Aunque su nombre asusta a muchos padres, los soplos cardíacos son un trastorno relativamente común en la infancia que no siempre reviste gravedad y que suele solventarse a medida que el pequeño crece.

 
Soplo de corazón

En una revisión rutinaria, al auscultar el pecho del bebé, el pediatra nota que algo no suena como es habitual. Un pequeño sonido sibilante se cuela en el tictac acompasado de su corazón y te dice que tu hijo tiene un soplo cardíaco, un diagnóstico que asusta sobremanera a los padres pero que tiene muy buen pronóstico y suele corregirse de forma espontánea en los años siguientes.

El funcionamiento del corazón

El corazón humano es una máquina perfecta formada por cuatro cavidades, dos a la izquierda y dos a la derecha. La sangre procedente del cuerpo se bombea a los pulmones, donde se oxigena y de ahí al resto del cuerpo a través de las arterias. Una vez utilizado el oxígeno, la sangre vuelve al corazón a través de las venas y se bombea de nuevo a los pulmones para que se oxigene. Y así varias veces cada minuto las 24 horas del día.

Cuando el pediatra ausculta el pecho de tu hijo notará el tictac propio del músculo cardíaco al encogerse y volver a expandirse. La palabra “soplo” se refiere al sonido sibilante que hace la sangre al pasar por esas válvulas o por algún pequeño orificio de alguna de ellas y se le denomina así porque se percibe como una pequeña pérdida de aire.

Los soplos funcionales

Se estima que entre el 40 y el 50% de los niños son diagnosticados en algún momento de su vida de un soplo cardíaco funcional, también llamado inofensivo. Se le describe así porque no está provocado por ninguna anomalía ni malformación en el corazón y suele desaparecer a medida que el niño va creciendo de manera espontánea. Estos soplos no suponen ningún riesgo para la salud, no obligan al niño a usar una medicación o dieta especial y, normalmente, le permite hacer la misma vida que al resto de la gente.

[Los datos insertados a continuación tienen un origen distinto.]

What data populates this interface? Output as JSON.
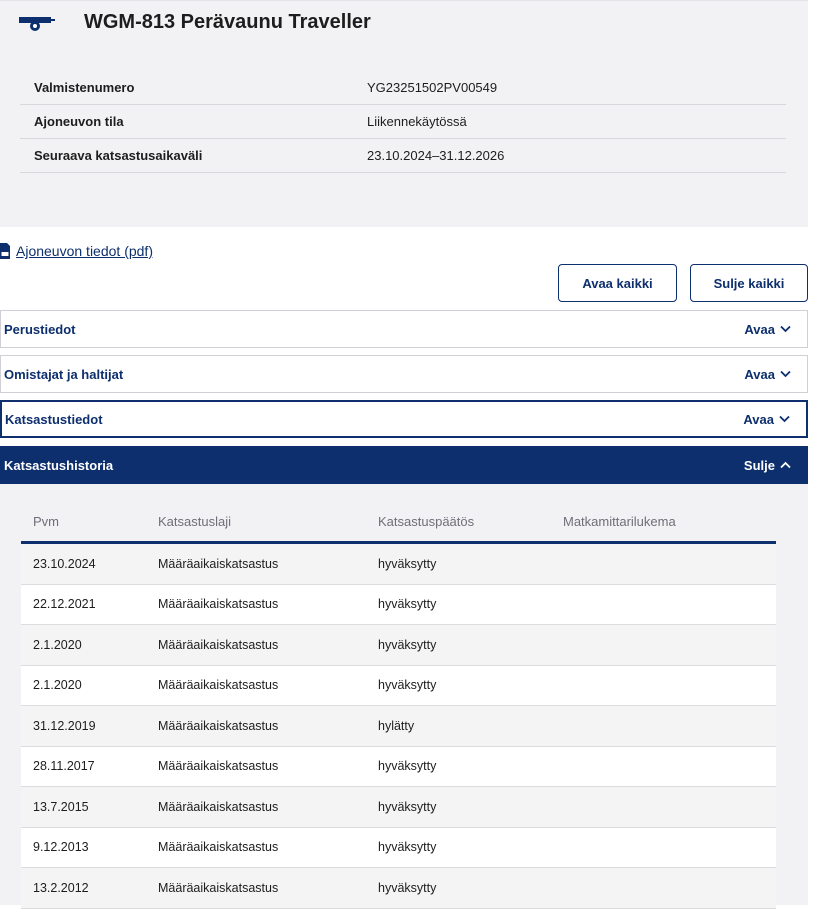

Los soplos se diagnostican mejor en la infancia porque el músculo cardíaco está más cerca de la pared torácica y su sonido se escucha mucho mejor. Entre los 2 y los 4 años es el mejor momento para detectarlo. Tu pediatra lo clasificará en una escala de 1 a 6, siendo 1 un soplo que apenas se puede oír y 6 uno fácilmente perceptible y analizará también en qué parte del corazón está, qué tipo de ruido hace, en qué momento del ciclo cardíaco se da y si cambia al cambiar el niño de posición. No te asustes si decide derivarte a un cardiólogo pediátrico para completar la valoración. Es un procedimiento habitual y destinado a descartar cualquier otra patología más compleja.
Como los soplos funcionales no requieren tratamiento ni medidas especiales, limítate a seguir los consejos de tu pediatra o cardiólogo, acude a las revisiones puntualmente y procura no darle demasiado importancia delante del niño para que no se acobarde y pueda disfrutar de su día a día sin peligro.

Distinto a una cardiopatía

Las cardiopatías congénitas son malformaciones o anomalías en la estructura y funcionamiento del corazón o de alguna de sus válvulas que pueden causar graves consecuencias sobre la salud del pequeño. Las cardiopatías no suelen solventarse de manera espontánea como los soplos y requieren atenciones especiales por parte de los médicos y los padres. Se conocen más de 50 tipos de cardiopatías congénitas con diversos síntomas, tratamientos y consecuencias que nunca deben ser confundidas con los soplos.

Si tu pediatra te comenta que tu hijo tiene un soplo, mantén la calma porque seguramente sea un trastorno funcional fácilmente tratable.